When food travels down from the mouth through the esophagus and then into the stomach, the lower esophageal sphincter (LES) relaxes to allow smooth passage. In esophageal achalasia, passage is impeded because the LES has increased muscle tone and does not completely relax. Additionally, the smooth muscle of the esophagus is unable to push down the food toward the stomach, a condition known as aperistalsis. Both of these mechanisms are attributed to the failure of esophageal inhibitory neurons to fire in response to swallowing stimuli. As a result, an affected person experiences swallowing difficulties.
The difficulty in swallowing caused by achalasia is usually progressive. Initially, an affected person only unable to swallow solids, but over time even fluids present a swallowing challenge. Another common symptom of esophageal achalasia is regurgitation of undigested food, which frequently occurs when a person is lying down. Regurgitation increases the risk of aspiration, which could lead to pneumonia. Many patients also experience chest pain or heartburn, usually during mealtime, and this symptom explains why esophageal achalasia is also called achalasia cardiae or cardiospasm.
Diagnosis of esophageal achalasia is sometimes difficult because its symptoms are similar to gastroesophageal reflux, hiatal hernia, and other functional disorders. Therefore, the physician usually requests a series of tests including barium swallow, esophageal manometry, endoscopy, endoscopic ultrasound, and computed tomography (CT) of the gastroesophageal junction. The latter three tests are important in striking out gastroesophageal malignancy from the possible diagnosis. A barium swallow is a procedure wherein achalasia is indicated by a “bird beak” narrowing of the gastroesophageal junction. In manometry, findings that point to achalasia include both esophageal aperistalsis and increased or normal LES tone that fails to relax completely on swallowing.

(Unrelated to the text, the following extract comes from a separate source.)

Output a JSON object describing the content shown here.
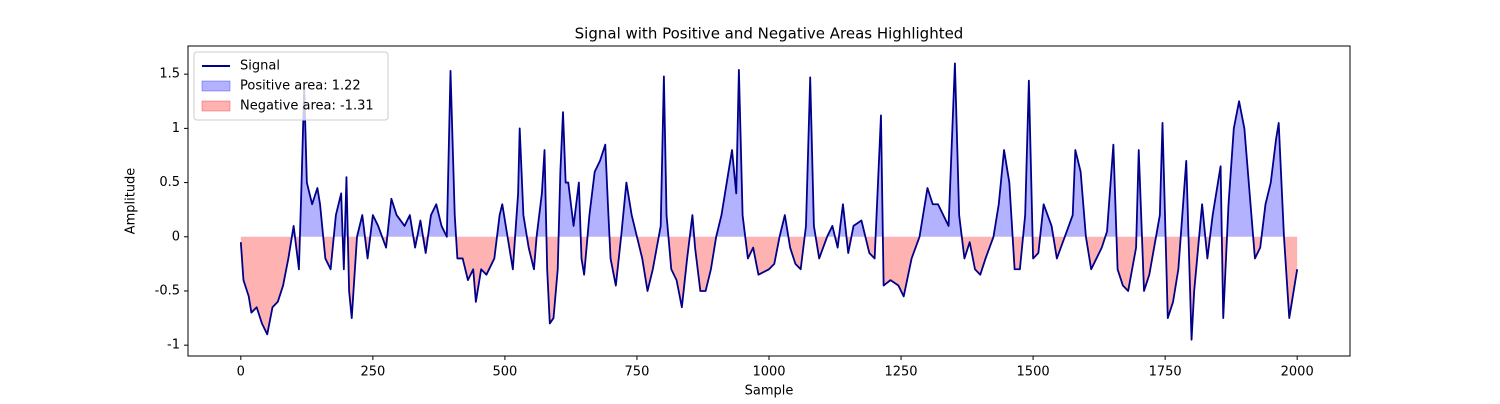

Treatment of esophageal achalasia involves drugs that reduce the LES tone, changes in lifestyle, pneumatic dilatation, and surgical interventions. The first-line treatment for esophageal achalasia is pneumatic dilatation, an intervention that involves the placement of a balloon in the LES. Botulinum toxin injection and nifedipine intake can help reduce LES pressure. Avoidance of eating near bedtime and consuming both alcohol and caffeinated products is also recommended.
If these interventions do not work, a surgical procedure called Heller myotomy may be performed. It involves cutting along the esophagus, starting from the LES and down to the proximal part of the stomach. In this procedure, the cut only involves the outer layers of the esophagus. Fundoplication, or “wrapping” the part of the stomach called fundus around the distal esophagus, is performed to minimize acid reflux.